I spent time yesterday with some of the Network Rail National Level Crossing Team as they hosted an ‘away day’ with their newly appointed Route Level Crossing Managers (RLCMs). There were 8 of the 10 routes represented there.
All of these are experienced Network Rail operational people, in fact Darren Furness from the National Team said that there was 91 years of level crossing experience in the room!
I had been asked to speak and, of course, tailored my talk to the audience, focussing this time on the real risk at level crossings and giving more emphasis than usual to the memo that been sent by the equivalent of a Level Crossing Manager of the day to the Route Production Manager. That memo, written a couple of years before, was not acted upon at the time but if it had, and the risk at Elsenham realised, then Olivia and Charlie would not be dead. Just installing a ticket machine on the other platform, a practical risk reduction solution which the writer suggested, would have avoided them having to cross the tracks in the first place. I asked these new Route Level Crossing Managers not to ignore the feedback they get from their teams and to help them to understand that risk management is not just about the dry quantitative stuff that comes out of their risk modelling software, but about real people – some of who will be disabled, deaf, old and slow, children – or worse – groups of children, people distracted by their phone or music player, or just plain tired.
Unless all level crossings are closed, which is not going to happen, there will always be accidents because people do and always will make mistakes. But what I want for these route-based level crossing management teams when they hear of an accident on their route, is to know with confidence that the risks had been properly assessed they that they had organised the correct level of protection there. I want there to be transparency – I don’t want to hear of them defending their lack of action on a risk score equating to 1 fatality in 44,000 years! I want them to really appreciate the responsibility that their roles carry and to go home at night knowing that they are doing the best possible job. A job that can really make a difference to the safety of the public.
The judge’s comments at the end of the Elsenham court case summed up Network Rail’s failures as systemic, rather than operational. I want to feel confident that the changes that National Level Crossing Team are driving through, with the Chief Executive’s support, are being acted upon at route level, and that behaviours will really begin to change.
One of the people introduced himself as a colleague of the assessor who completed the inaccurate (very low scored) risk assessment at Elsenham. I am told she was badly affected by the deaths of Olivia and Charlie and as a mother herself am sure she understands the devastating impact that the loss of our daughters has had on me and Charlie’s mother, in particular. This lady no longer works in risk management but she understands the huge responsibility that the role holds. I don’t blame her or hold her responsible for what happened. She was new to the job and probably hadn’t been trained properly, a result of the systemic failings. Her manager signed off her work, but it was clearly more of a tick box exercise to say that the assessments had been done than a real review of the risks, or a check of the work undertaken by a new assessor. That was over seven years ago.
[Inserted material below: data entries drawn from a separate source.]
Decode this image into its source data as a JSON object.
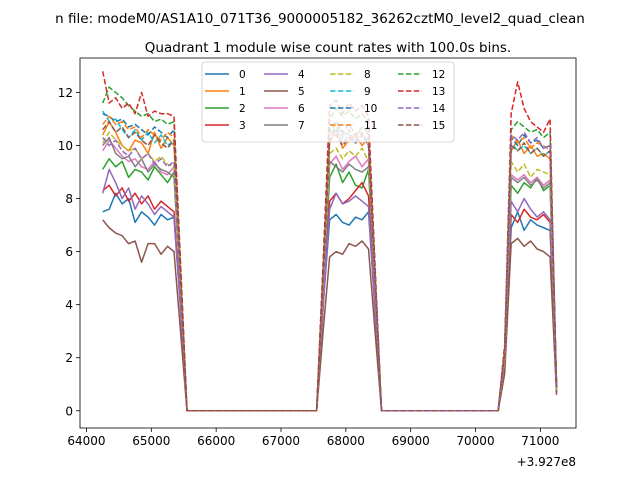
{
  "figure": {
    "suptitle": "n file: modeM0/AS1A10_071T36_9000005182_36262cztM0_level2_quad_clean",
    "title": "Quadrant 1 module wise count rates with 100.0s bins.",
    "offset_label": "+3.927e8"
  },
  "chart_data": {
    "type": "line",
    "title": "Quadrant 1 module wise count rates with 100.0s bins.",
    "xlabel": "",
    "ylabel": "",
    "x_offset": 392700000,
    "xlim": [
      63900,
      71550
    ],
    "ylim": [
      -0.65,
      13.3
    ],
    "xticks": [
      64000,
      65000,
      66000,
      67000,
      68000,
      69000,
      70000,
      71000
    ],
    "xtick_labels": [
      "64000",
      "65000",
      "66000",
      "67000",
      "68000",
      "69000",
      "70000",
      "71000"
    ],
    "yticks": [
      0,
      2,
      4,
      6,
      8,
      10,
      12
    ],
    "ytick_labels": [
      "0",
      "2",
      "4",
      "6",
      "8",
      "10",
      "12"
    ],
    "grid": false,
    "legend": {
      "placement": "upper-center",
      "columns": 4
    },
    "x": [
      64250,
      64350,
      64450,
      64550,
      64650,
      64750,
      64850,
      64950,
      65050,
      65150,
      65250,
      65350,
      65450,
      65550,
      65650,
      65750,
      65850,
      65950,
      66050,
      66150,
      66250,
      66350,
      66450,
      66550,
      66650,
      66750,
      66850,
      66950,
      67050,
      67150,
      67250,
      67350,
      67450,
      67550,
      67650,
      67750,
      67850,
      67950,
      68050,
      68150,
      68250,
      68350,
      68450,
      68550,
      68650,
      68750,
      68850,
      68950,
      69050,
      69150,
      69250,
      69350,
      69450,
      69550,
      69650,
      69750,
      69850,
      69950,
      70050,
      70150,
      70250,
      70350,
      70450,
      70550,
      70650,
      70750,
      70850,
      70950,
      71050,
      71150,
      71250
    ],
    "series": [
      {
        "name": "0",
        "color": "#1f77b4",
        "dash": "solid",
        "values": [
          7.5,
          7.6,
          8.2,
          7.8,
          8.0,
          7.1,
          7.5,
          7.3,
          7.0,
          7.4,
          7.2,
          7.3,
          4.0,
          0,
          0,
          0,
          0,
          0,
          0,
          0,
          0,
          0,
          0,
          0,
          0,
          0,
          0,
          0,
          0,
          0,
          0,
          0,
          0,
          0,
          4.0,
          7.2,
          7.4,
          7.1,
          7.0,
          7.3,
          7.2,
          7.5,
          3.8,
          0,
          0,
          0,
          0,
          0,
          0,
          0,
          0,
          0,
          0,
          0,
          0,
          0,
          0,
          0,
          0,
          0,
          0,
          0,
          1.6,
          6.9,
          7.5,
          6.8,
          7.2,
          7.0,
          6.9,
          6.8,
          0.8
        ]
      },
      {
        "name": "1",
        "color": "#ff7f0e",
        "dash": "solid",
        "values": [
          10.4,
          10.9,
          10.5,
          10.0,
          9.8,
          10.2,
          10.1,
          9.7,
          10.5,
          9.9,
          10.3,
          10.0,
          5.0,
          0,
          0,
          0,
          0,
          0,
          0,
          0,
          0,
          0,
          0,
          0,
          0,
          0,
          0,
          0,
          0,
          0,
          0,
          0,
          0,
          0,
          4.9,
          10.1,
          10.6,
          9.9,
          10.2,
          10.4,
          10.0,
          10.3,
          5.0,
          0,
          0,
          0,
          0,
          0,
          0,
          0,
          0,
          0,
          0,
          0,
          0,
          0,
          0,
          0,
          0,
          0,
          0,
          0,
          2.2,
          9.8,
          10.2,
          9.7,
          10.0,
          9.6,
          9.7,
          9.5,
          0.9
        ]
      },
      {
        "name": "2",
        "color": "#2ca02c",
        "dash": "solid",
        "values": [
          9.1,
          9.5,
          9.2,
          9.4,
          8.8,
          9.1,
          9.0,
          8.7,
          9.2,
          8.9,
          8.6,
          9.0,
          4.6,
          0,
          0,
          0,
          0,
          0,
          0,
          0,
          0,
          0,
          0,
          0,
          0,
          0,
          0,
          0,
          0,
          0,
          0,
          0,
          0,
          0,
          4.4,
          8.8,
          9.3,
          8.6,
          9.0,
          8.5,
          8.4,
          9.1,
          4.4,
          0,
          0,
          0,
          0,
          0,
          0,
          0,
          0,
          0,
          0,
          0,
          0,
          0,
          0,
          0,
          0,
          0,
          0,
          0,
          2.0,
          8.5,
          8.2,
          8.6,
          8.4,
          8.8,
          8.3,
          8.5,
          0.8
        ]
      },
      {
        "name": "3",
        "color": "#d62728",
        "dash": "solid",
        "values": [
          8.3,
          8.5,
          8.1,
          8.4,
          7.9,
          8.2,
          7.8,
          8.1,
          7.6,
          7.9,
          7.7,
          7.5,
          3.9,
          0,
          0,
          0,
          0,
          0,
          0,
          0,
          0,
          0,
          0,
          0,
          0,
          0,
          0,
          0,
          0,
          0,
          0,
          0,
          0,
          0,
          3.9,
          7.9,
          8.2,
          7.8,
          8.0,
          8.3,
          8.6,
          8.1,
          4.0,
          0,
          0,
          0,
          0,
          0,
          0,
          0,
          0,
          0,
          0,
          0,
          0,
          0,
          0,
          0,
          0,
          0,
          0,
          0,
          1.7,
          7.4,
          7.1,
          7.6,
          7.3,
          7.2,
          7.4,
          7.1,
          0.7
        ]
      },
      {
        "name": "4",
        "color": "#9467bd",
        "dash": "solid",
        "values": [
          8.2,
          9.1,
          8.6,
          8.0,
          8.4,
          7.6,
          8.1,
          7.8,
          7.4,
          7.7,
          7.5,
          7.3,
          3.8,
          0,
          0,
          0,
          0,
          0,
          0,
          0,
          0,
          0,
          0,
          0,
          0,
          0,
          0,
          0,
          0,
          0,
          0,
          0,
          0,
          0,
          3.9,
          7.6,
          8.2,
          7.8,
          7.9,
          8.1,
          7.9,
          7.7,
          3.7,
          0,
          0,
          0,
          0,
          0,
          0,
          0,
          0,
          0,
          0,
          0,
          0,
          0,
          0,
          0,
          0,
          0,
          0,
          0,
          1.8,
          7.9,
          7.5,
          8.0,
          7.6,
          7.3,
          7.5,
          7.2,
          0.7
        ]
      },
      {
        "name": "5",
        "color": "#8c564b",
        "dash": "solid",
        "values": [
          7.2,
          6.9,
          6.7,
          6.6,
          6.3,
          6.4,
          5.6,
          6.3,
          6.3,
          5.9,
          6.2,
          6.0,
          3.0,
          0,
          0,
          0,
          0,
          0,
          0,
          0,
          0,
          0,
          0,
          0,
          0,
          0,
          0,
          0,
          0,
          0,
          0,
          0,
          0,
          0,
          3.0,
          5.8,
          6.0,
          5.9,
          6.3,
          6.2,
          6.4,
          6.1,
          3.0,
          0,
          0,
          0,
          0,
          0,
          0,
          0,
          0,
          0,
          0,
          0,
          0,
          0,
          0,
          0,
          0,
          0,
          0,
          0,
          1.4,
          6.3,
          6.5,
          6.2,
          6.4,
          6.1,
          6.0,
          5.8,
          0.6
        ]
      },
      {
        "name": "6",
        "color": "#e377c2",
        "dash": "solid",
        "values": [
          9.8,
          10.2,
          9.9,
          9.6,
          9.4,
          9.5,
          9.2,
          9.1,
          9.4,
          9.0,
          8.9,
          9.2,
          4.7,
          0,
          0,
          0,
          0,
          0,
          0,
          0,
          0,
          0,
          0,
          0,
          0,
          0,
          0,
          0,
          0,
          0,
          0,
          0,
          0,
          0,
          4.6,
          9.3,
          9.6,
          9.1,
          9.4,
          9.6,
          9.2,
          9.5,
          4.6,
          0,
          0,
          0,
          0,
          0,
          0,
          0,
          0,
          0,
          0,
          0,
          0,
          0,
          0,
          0,
          0,
          0,
          0,
          0,
          2.0,
          8.9,
          8.7,
          8.9,
          8.6,
          8.8,
          8.5,
          8.7,
          0.8
        ]
      },
      {
        "name": "7",
        "color": "#7f7f7f",
        "dash": "solid",
        "values": [
          10.0,
          10.3,
          9.7,
          9.5,
          9.6,
          9.2,
          9.5,
          9.0,
          9.3,
          9.1,
          9.0,
          8.8,
          4.6,
          0,
          0,
          0,
          0,
          0,
          0,
          0,
          0,
          0,
          0,
          0,
          0,
          0,
          0,
          0,
          0,
          0,
          0,
          0,
          0,
          0,
          4.6,
          9.4,
          9.2,
          9.0,
          9.3,
          9.1,
          9.0,
          9.2,
          4.6,
          0,
          0,
          0,
          0,
          0,
          0,
          0,
          0,
          0,
          0,
          0,
          0,
          0,
          0,
          0,
          0,
          0,
          0,
          0,
          2.0,
          8.8,
          8.6,
          8.8,
          8.5,
          8.7,
          8.4,
          8.6,
          0.8
        ]
      },
      {
        "name": "8",
        "color": "#bcbd22",
        "dash": "dashed",
        "values": [
          10.1,
          10.5,
          10.2,
          10.0,
          9.8,
          9.9,
          9.5,
          9.7,
          9.4,
          9.6,
          9.3,
          9.2,
          4.8,
          0,
          0,
          0,
          0,
          0,
          0,
          0,
          0,
          0,
          0,
          0,
          0,
          0,
          0,
          0,
          0,
          0,
          0,
          0,
          0,
          0,
          4.8,
          9.7,
          9.9,
          9.5,
          9.8,
          9.6,
          9.9,
          9.4,
          4.8,
          0,
          0,
          0,
          0,
          0,
          0,
          0,
          0,
          0,
          0,
          0,
          0,
          0,
          0,
          0,
          0,
          0,
          0,
          0,
          2.0,
          9.4,
          9.0,
          9.3,
          8.8,
          9.1,
          9.0,
          8.9,
          0.8
        ]
      },
      {
        "name": "9",
        "color": "#17becf",
        "dash": "dashed",
        "values": [
          11.3,
          10.9,
          11.0,
          10.6,
          10.3,
          10.6,
          10.2,
          10.5,
          10.1,
          10.4,
          10.0,
          10.2,
          5.2,
          0,
          0,
          0,
          0,
          0,
          0,
          0,
          0,
          0,
          0,
          0,
          0,
          0,
          0,
          0,
          0,
          0,
          0,
          0,
          0,
          0,
          5.1,
          10.4,
          10.7,
          10.3,
          10.5,
          10.1,
          10.4,
          10.2,
          5.1,
          0,
          0,
          0,
          0,
          0,
          0,
          0,
          0,
          0,
          0,
          0,
          0,
          0,
          0,
          0,
          0,
          0,
          0,
          0,
          2.3,
          10.1,
          9.8,
          10.0,
          9.7,
          9.9,
          9.6,
          9.8,
          0.9
        ]
      },
      {
        "name": "10",
        "color": "#1f77b4",
        "dash": "dashed",
        "values": [
          11.2,
          11.1,
          10.9,
          11.0,
          10.7,
          10.8,
          10.6,
          10.4,
          10.7,
          10.5,
          10.3,
          10.6,
          5.3,
          0,
          0,
          0,
          0,
          0,
          0,
          0,
          0,
          0,
          0,
          0,
          0,
          0,
          0,
          0,
          0,
          0,
          0,
          0,
          0,
          0,
          5.3,
          10.6,
          10.9,
          10.5,
          10.8,
          10.4,
          10.7,
          10.5,
          5.2,
          0,
          0,
          0,
          0,
          0,
          0,
          0,
          0,
          0,
          0,
          0,
          0,
          0,
          0,
          0,
          0,
          0,
          0,
          0,
          2.3,
          10.3,
          10.0,
          10.4,
          10.1,
          10.2,
          9.9,
          10.0,
          0.9
        ]
      },
      {
        "name": "11",
        "color": "#ff7f0e",
        "dash": "dashed",
        "values": [
          10.8,
          11.1,
          10.8,
          10.9,
          10.6,
          10.7,
          10.3,
          10.6,
          10.4,
          10.2,
          10.5,
          10.3,
          5.2,
          0,
          0,
          0,
          0,
          0,
          0,
          0,
          0,
          0,
          0,
          0,
          0,
          0,
          0,
          0,
          0,
          0,
          0,
          0,
          0,
          0,
          5.2,
          10.5,
          10.8,
          10.4,
          10.6,
          10.3,
          10.7,
          10.4,
          5.1,
          0,
          0,
          0,
          0,
          0,
          0,
          0,
          0,
          0,
          0,
          0,
          0,
          0,
          0,
          0,
          0,
          0,
          0,
          0,
          2.2,
          10.4,
          10.1,
          10.3,
          9.9,
          10.1,
          10.0,
          9.8,
          0.9
        ]
      },
      {
        "name": "12",
        "color": "#2ca02c",
        "dash": "dashed",
        "values": [
          11.6,
          12.2,
          12.0,
          11.8,
          11.5,
          11.3,
          11.1,
          11.2,
          10.9,
          11.0,
          10.8,
          10.9,
          5.5,
          0,
          0,
          0,
          0,
          0,
          0,
          0,
          0,
          0,
          0,
          0,
          0,
          0,
          0,
          0,
          0,
          0,
          0,
          0,
          0,
          0,
          5.5,
          11.0,
          11.4,
          11.1,
          11.3,
          11.0,
          11.2,
          10.9,
          5.4,
          0,
          0,
          0,
          0,
          0,
          0,
          0,
          0,
          0,
          0,
          0,
          0,
          0,
          0,
          0,
          0,
          0,
          0,
          0,
          2.4,
          10.6,
          10.9,
          10.7,
          10.5,
          10.6,
          10.3,
          10.5,
          0.9
        ]
      },
      {
        "name": "13",
        "color": "#d62728",
        "dash": "dashed",
        "values": [
          12.8,
          11.6,
          11.8,
          11.4,
          11.6,
          11.2,
          12.0,
          11.1,
          11.3,
          11.2,
          11.2,
          11.1,
          5.6,
          0,
          0,
          0,
          0,
          0,
          0,
          0,
          0,
          0,
          0,
          0,
          0,
          0,
          0,
          0,
          0,
          0,
          0,
          0,
          0,
          0,
          5.6,
          11.5,
          11.7,
          11.2,
          11.6,
          11.3,
          11.5,
          11.1,
          5.5,
          0,
          0,
          0,
          0,
          0,
          0,
          0,
          0,
          0,
          0,
          0,
          0,
          0,
          0,
          0,
          0,
          0,
          0,
          0,
          2.5,
          11.2,
          12.4,
          11.4,
          10.9,
          10.7,
          10.5,
          11.0,
          0.9
        ]
      },
      {
        "name": "14",
        "color": "#9467bd",
        "dash": "dashed",
        "values": [
          10.3,
          10.0,
          10.2,
          9.8,
          9.6,
          9.9,
          9.5,
          9.7,
          9.3,
          9.5,
          9.2,
          9.4,
          4.8,
          0,
          0,
          0,
          0,
          0,
          0,
          0,
          0,
          0,
          0,
          0,
          0,
          0,
          0,
          0,
          0,
          0,
          0,
          0,
          0,
          0,
          4.8,
          10.3,
          10.6,
          10.1,
          10.4,
          10.2,
          10.5,
          10.0,
          5.0,
          0,
          0,
          0,
          0,
          0,
          0,
          0,
          0,
          0,
          0,
          0,
          0,
          0,
          0,
          0,
          0,
          0,
          0,
          0,
          2.2,
          10.4,
          10.2,
          10.5,
          10.1,
          10.3,
          9.9,
          10.0,
          0.9
        ]
      },
      {
        "name": "15",
        "color": "#8c564b",
        "dash": "dashed",
        "values": [
          10.6,
          10.9,
          10.5,
          10.7,
          10.3,
          10.5,
          10.2,
          10.0,
          10.4,
          10.1,
          9.9,
          10.2,
          5.1,
          0,
          0,
          0,
          0,
          0,
          0,
          0,
          0,
          0,
          0,
          0,
          0,
          0,
          0,
          0,
          0,
          0,
          0,
          0,
          0,
          0,
          5.1,
          10.2,
          10.4,
          10.0,
          10.3,
          10.1,
          10.4,
          10.0,
          5.0,
          0,
          0,
          0,
          0,
          0,
          0,
          0,
          0,
          0,
          0,
          0,
          0,
          0,
          0,
          0,
          0,
          0,
          0,
          0,
          2.2,
          10.0,
          9.8,
          10.1,
          9.7,
          9.9,
          9.6,
          9.8,
          0.9
        ]
      }
    ]
  }
}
What concerns me more is the RAIB report into the accident at Kings Mill just last May. This indicates that the lessons from Elsenham are still not being learned and shoddy attitudes to risk still exist on the ground. That has got to change.
The writer of the Elsenham memo, which described in such chillingly accurate detail the accident that would occur, has since retired. But the person who received the memo is now a Route Managing Director! I can only hope that their conscience was pricked sufficiently when the ORR investigators turned up to ask why it had not been acted upon, and that has brought about a change in behaviour that will now be driven down through the route organisations as these teams are finally put in place.